From Fig.7 follows that the communication network is intensively used at each interation. To the end of each iteration, the data transfer intensity increases significantly. This fact indicates that, to the end of each iteration, the data exchange increases among the processes.

Figure 8. Diagram for the Infiniband network usage in packeges per second for the Cholesky decomposition execution time.

The Infiniband data transfer rate in packets per second shows a relatively uniform dispersion of maximum, minimum and average values compared to the bytes-per-second diagram. This shows that the processes are probably exchanging messages of varying lengths: an indication of unevenly distributed data. Network utilization is also intensified by the end of each iteration.

Figure 9. Plot of the number of processes ready for the execution (LoadAvg) for the Cholesky decomposition execution time.

Fig.9 shows that the number of processes ready for the execution (LoadAvg) remains constant and is equal to 8 throughout the program run. This shows that the program is operating in a stable manner, with eight processes on each node. When the octa-core computing nodes are used, this indicates a rational and static loading of hardware resources by computing processes.

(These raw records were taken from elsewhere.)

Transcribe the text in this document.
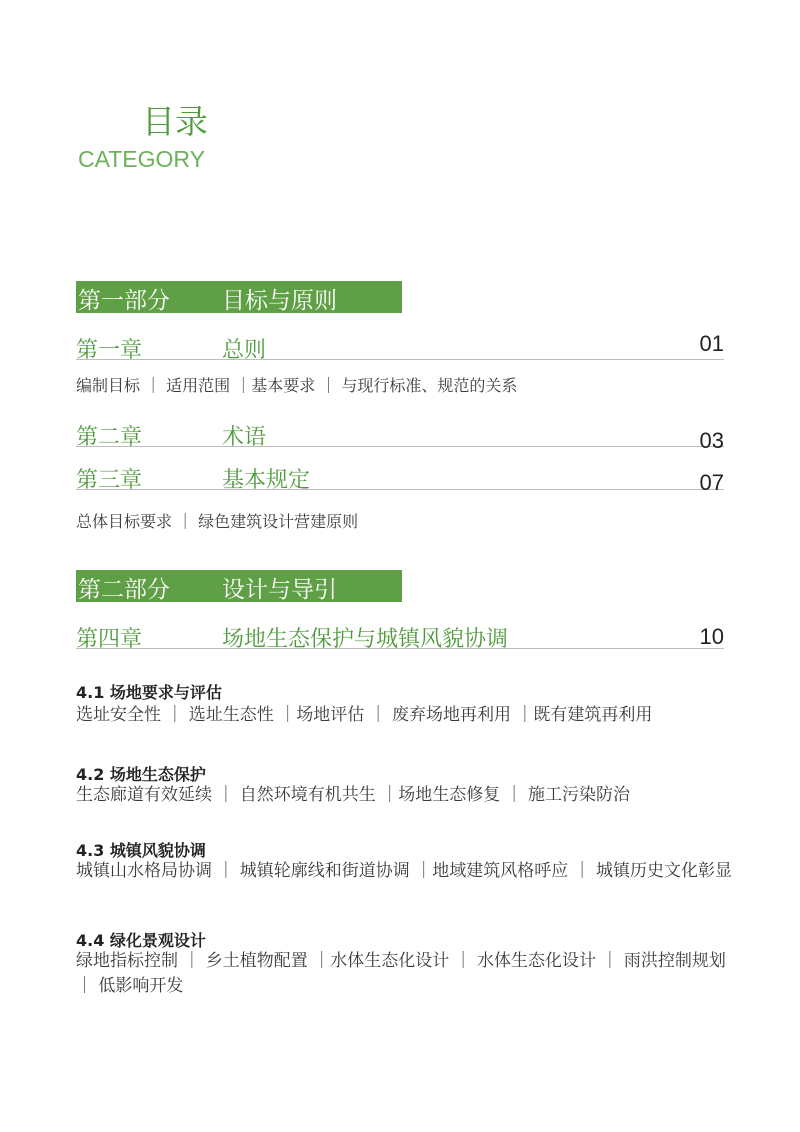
目录
CATEGORY
第一部分 目标与原则
第一章	总则	01
编制目标 ｜ 适用范围 ｜基本要求 ｜ 与现行标准、规范的关系
第二章	术语	03
第三章	基本规定	07
总体目标要求 ｜ 绿色建筑设计营建原则
第二部分 设计与导引
第四章	场地生态保护与城镇风貌协调	10
4.1 场地要求与评估
选址安全性 ｜ 选址生态性 ｜场地评估 ｜ 废弃场地再利用 ｜既有建筑再利用
4.2 场地生态保护
生态廊道有效延续 ｜ 自然环境有机共生 ｜场地生态修复 ｜ 施工污染防治
4.3 城镇风貌协调
城镇山水格局协调 ｜ 城镇轮廓线和街道协调 ｜地域建筑风格呼应 ｜ 城镇历史文化彰显
4.4 绿化景观设计
绿地指标控制 ｜ 乡土植物配置 ｜水体生态化设计 ｜ 水体生态化设计 ｜ 雨洪控制规划｜ 低影响开发
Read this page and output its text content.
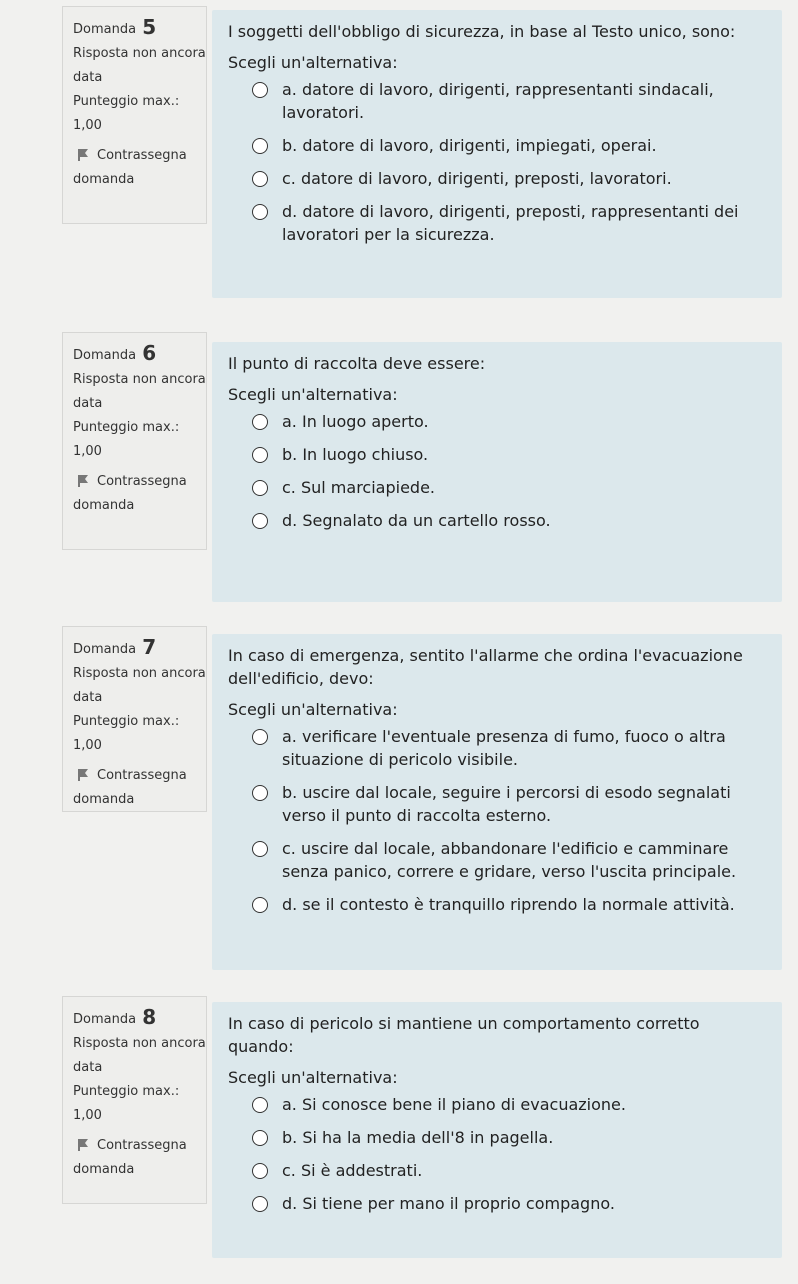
Domanda 5
Risposta non ancora data
Punteggio max.:
1,00
Contrassegna domanda
I soggetti dell'obbligo di sicurezza, in base al Testo unico, sono:
Scegli un'alternativa:
a. datore di lavoro, dirigenti, rappresentanti sindacali, lavoratori.
b. datore di lavoro, dirigenti, impiegati, operai.
c. datore di lavoro, dirigenti, preposti, lavoratori.
d. datore di lavoro, dirigenti, preposti, rappresentanti dei lavoratori per la sicurezza.
Domanda 6
Risposta non ancora data
Punteggio max.:
1,00
Contrassegna domanda
Il punto di raccolta deve essere:
Scegli un'alternativa:
a. In luogo aperto.
b. In luogo chiuso.
c. Sul marciapiede.
d. Segnalato da un cartello rosso.
Domanda 7
Risposta non ancora data
Punteggio max.:
1,00
Contrassegna domanda
In caso di emergenza, sentito l'allarme che ordina l'evacuazione dell'edificio, devo:
Scegli un'alternativa:
a. verificare l'eventuale presenza di fumo, fuoco o altra situazione di pericolo visibile.
b. uscire dal locale, seguire i percorsi di esodo segnalati verso il punto di raccolta esterno.
c. uscire dal locale, abbandonare l'edificio e camminare senza panico, correre e gridare, verso l'uscita principale.
d. se il contesto è tranquillo riprendo la normale attività.
Domanda 8
Risposta non ancora data
Punteggio max.:
1,00
Contrassegna domanda
In caso di pericolo si mantiene un comportamento corretto quando:
Scegli un'alternativa:
a. Si conosce bene il piano di evacuazione.
b. Si ha la media dell'8 in pagella.
c. Si è addestrati.
d. Si tiene per mano il proprio compagno.
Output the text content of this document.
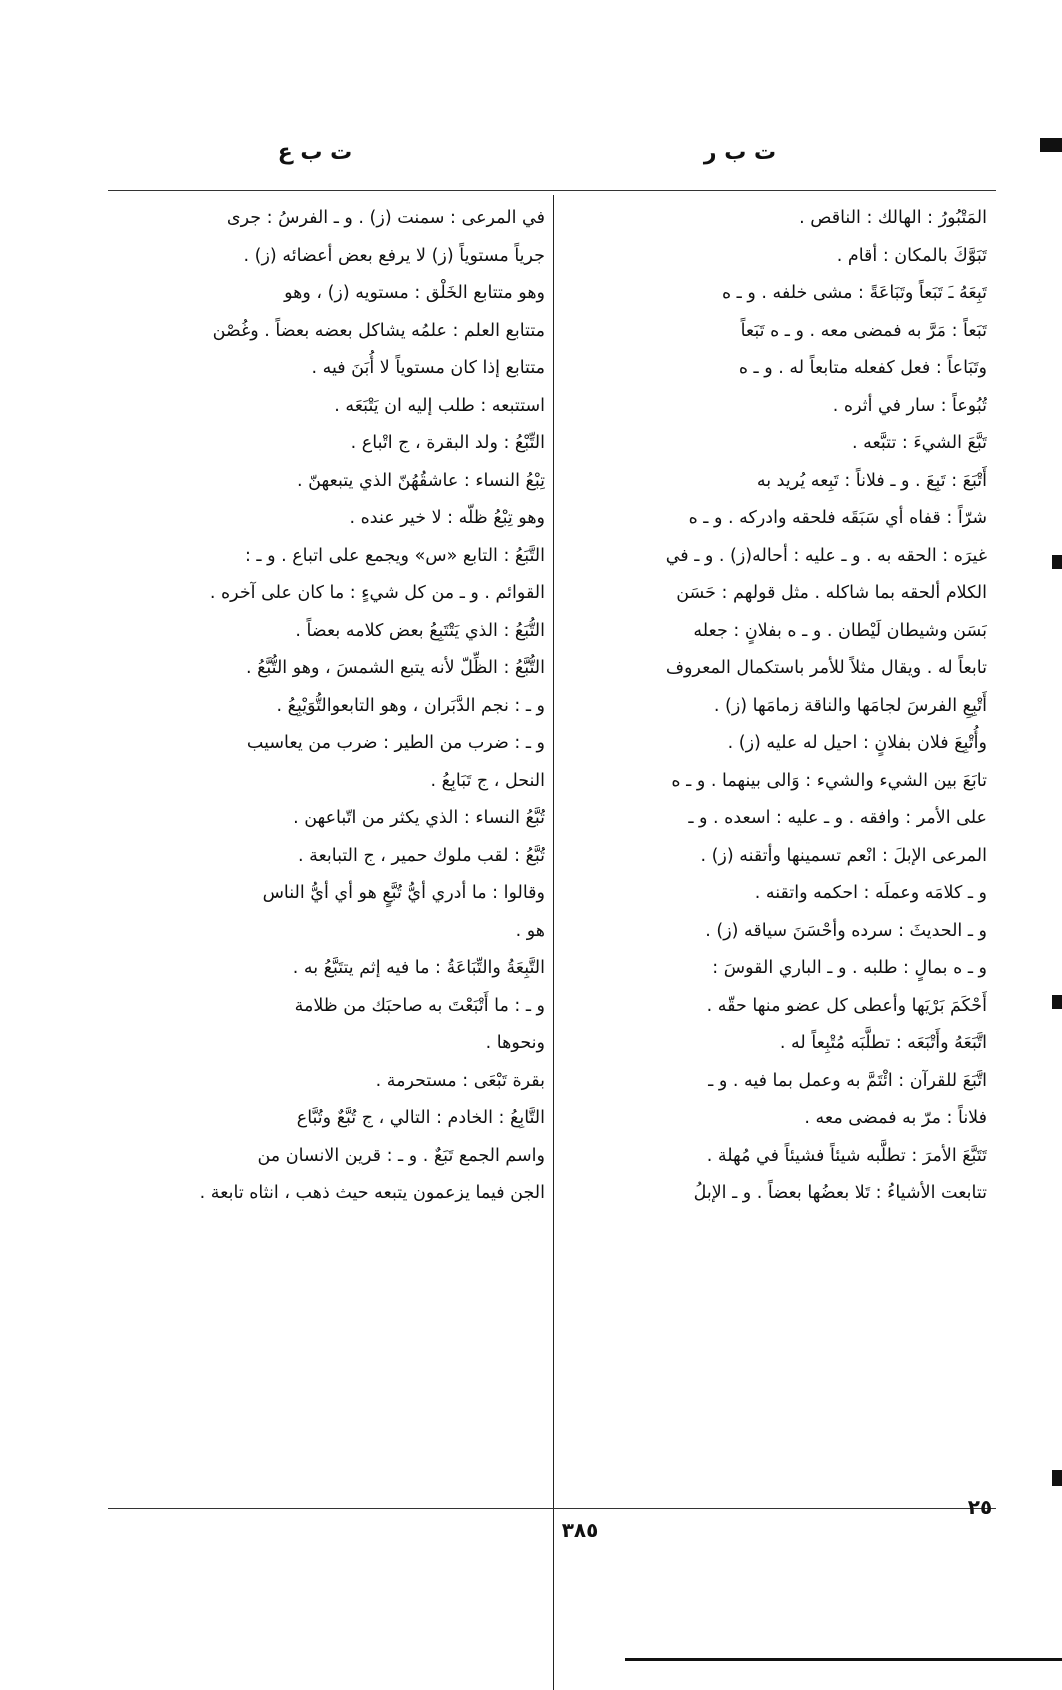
ت ب ر
ت ب ع
المَتْبُورُ : الهالك : الناقص .
تَبَوَّكَ بالمكان : أقام .
تَبِعَهُ ـَ تَبَعاً وتَبَاعَةً : مشى خلفه . و ـ ه
تَبَعاً : مَرَّ به فمضى معه . و ـ ه تَبَعاً
وتَبَاعاً : فعل كفعله متابعاً له . و ـ ه
تُبُوعاً : سار في أثره .
تَبَّعَ الشيءَ : تتبَّعه .
أَتْبَعَ : تَبِعَ . و ـ فلاناً : تَبِعه يُريد به
شرّاً : قفاه أي سَبَقَه فلحقه وادركه . و ـ ه
غيرَه : الحقه به . و ـ عليه : أحاله(ز) . و ـ في
الكلام ألحقه بما شاكله . مثل قولهم : حَسَن
بَسَن وشيطان لَيْطان . و ـ ه بفلانٍ : جعله
تابعاً له . ويقال مثلاً للأمر باستكمال المعروف
أَتْبِعِ الفرسَ لجامَها والناقة زمامَها (ز) .
وأُتْبِعَ فلان بفلانٍ : احيل له عليه (ز) .
تابَعَ بين الشيء والشيء : وَالى بينهما . و ـ ه
على الأمر : وافقه . و ـ عليه : اسعده . و ـ
المرعى الإبلَ : انْعم تسمينها وأتقنه (ز) .
و ـ كلامَه وعملَه : احكمه واتقنه .
و ـ الحديثَ : سرده وأحْسَنَ سياقه (ز) .
و ـ ه بمالٍ : طلبه . و ـ الباري القوسَ :
أَحْكَمَ بَرْيَها وأعطى كل عضو منها حقّه .
اتَّبَعَهُ وأَتْبَعَه : تطلَّبَه مُتْبِعاً له .
اتَّبَعَ للقرآن : ائْتَمَّ به وعمل بما فيه . و ـ
فلاناً : مرّ به فمضى معه .
تَتَبَّعَ الأمرَ : تطلَّبه شيئاً فشيئاً في مُهلة .
تتابعت الأشياءُ : تَلا بعضُها بعضاً . و ـ الإبلُ
في المرعى : سمنت (ز) . و ـ الفرسُ : جرى
جرياً مستوياً (ز) لا يرفع بعض أعضائه (ز) .
وهو متتابع الخَلْق : مستويه (ز) ، وهو
متتابع العلم : علمُه يشاكل بعضه بعضاً . وغُصْن
متتابع إذا كان مستوياً لا أُبَنَ فيه .
استتبعه : طلب إليه ان يَتْبَعَه .
التِّبْعُ : ولد البقرة ، ج اتْباع .
تِبْعُ النساء : عاشقُهُنّ الذي يتبعهنّ .
وهو تِبْعُ ظلّه : لا خير عنده .
التَّبَعُ : التابع «س» ويجمع على اتباع . و ـ :
القوائم . و ـ من كل شيءٍ : ما كان على آخره .
التُّبَعُ : الذي يَتْتَبِعُ بعض كلامه بعضاً .
التُّبَّعُ : الظِّلّ لأنه يتبع الشمسَ ، وهو التُّبَّعُ .
و ـ : نجم الدَّبَران ، وهو التابعوالتُّوَيْبِعُ .
و ـ : ضرب من الطير : ضرب من يعاسيب
النحل ، ج تَبَابِعُ .
تُبَّعُ النساء : الذي يكثر من اتّباعهن .
تُبَّعُ : لقب ملوك حمير ، ج التبابعة .
وقالوا : ما أدري أيُّ تُبَّعٍ هو أي أيُّ الناس
هو .
التَّبِعَةُ والتِّبَاعَةُ : ما فيه إثم يتتَبَّعُ به .
و ـ : ما أَتْبَعْتَ به صاحبَك من ظلامة
ونحوها .
بقرة تَبْعَى : مستحرمة .
التَّابِعُ : الخادم : التالي ، ج تُبَّعٌ وتُبَّاع
واسم الجمع تَبَعٌ . و ـ : قرين الانسان من
الجن فيما يزعمون يتبعه حيث ذهب ، انثاه تابعة .
٣٨٥
٢٥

Overall, the data obtained from the monitoring system allows one to come to the conclusion that the program under study was working in an efficient and stable manner. The memory and communication environment usage is intensive, which can lead to an efficiency reduction with an increase of the matrix order or the number of processors in use.

5 Run results

6 References

  1. Voevodin Vl.V., Zhumatii S.A., Sobolev S.I., Antonov A.S., Bryzgalov P.A., Nikitenko D.A., Stefanov K.S., Voevodin Vad.V. The Lomonosov supercomputer in practice. Otkrytye Sistemy (2012) No. 7, 36-39.